Every month, one of our pastors writes an article for the congregation as part of our newsletter entitled The Advance. Below is the article from October 2014
From The Pastor
I've a working theory about people and giving. People want to! I believe at the core of our sense of self we want to do something more than put “three squares” on the dining room table each day and pay the heat bill. We are much surer of our value when we give of our time and resources to others. We feel like we are worth something when we pay our heat bill AND someone else’s, when, after we have shoveled ourselves out of a winter storm, we help someone else who is less able.
Then why, Peter, you may ask, why are there still so many people in need of help, if people want to be so generous? You could go on to say that we seem to see lots more people with cardboard signs at intersections, and it still seems as though wealth is hoarded at “the top” and precious little trickles down to “the bottom.”
I still hold to my theory. If people aren’t generous in life, it is because they have lost their way. They may have forgotten how to be human and how important it is. They may have a sense – even if they have great wealth – that they have nothing to give, or maybe they mistrust the institutions that claim to be benevolent. After all, who hasn’t heard of tragic stories where food is donated to a poverty-stricken nation only to see it get diverted away from the need?
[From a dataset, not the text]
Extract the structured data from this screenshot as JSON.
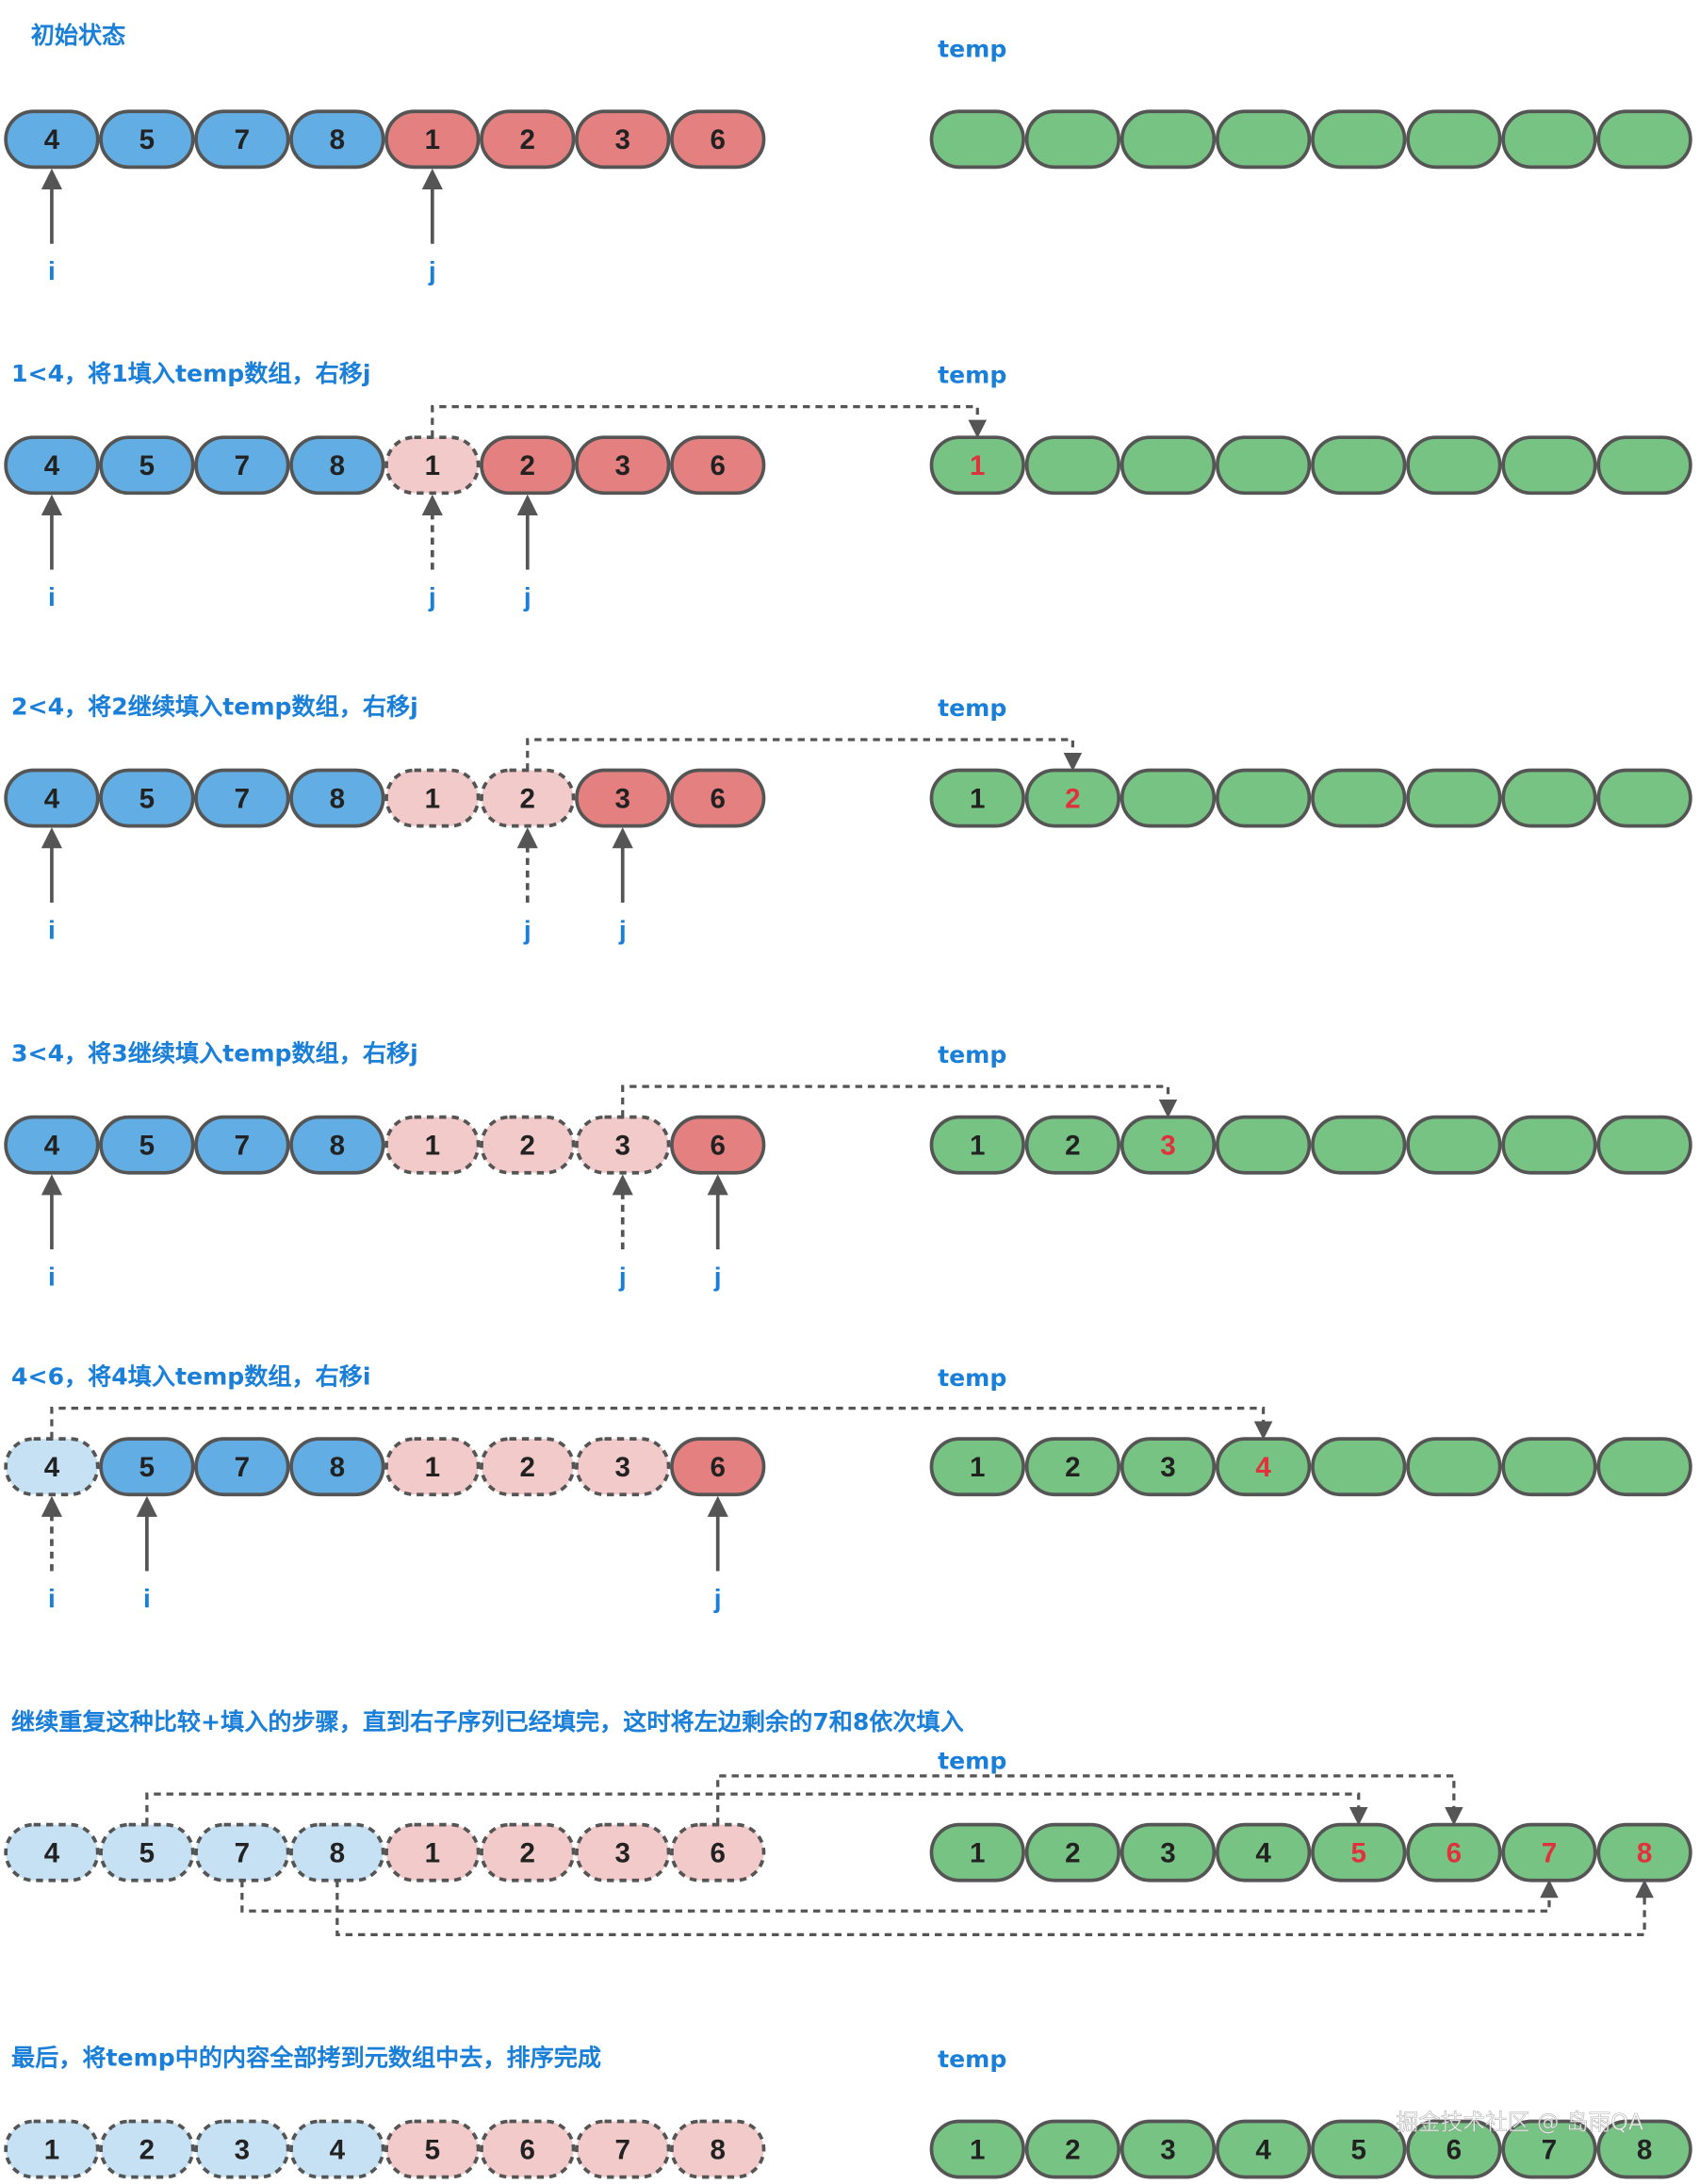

It remains a problem for churches, international relief organizations, local pantries, and sometimes just a person in the neighborhood, to help others get in touch with their generous side and to exercise it through a service or a benevolent organization. It would be wonderful, wouldn’t it, if people could feel as excited about giving as those described in Paul’s second letter to the Corinthians (You should read more than just the snippet I quoted above. Look it up!).
The cure for our disconnection between ourselves and our true humanity is in the Thanksgiving/Advent/Christmas season. Can you hear the call from the Pilgrims, from the Christ Child, from the shepherds, from the magi to find your joy in giving? As members of the Church of the Christ Child, can you sense our requirement to be faithful both in encouraging generosity in others, but being trustworthy in managing the gifts that we receive? My Christmas wish and prayer for all of us is that we refresh and strengthen our spirit as we accept what it means to be the Body of Christ.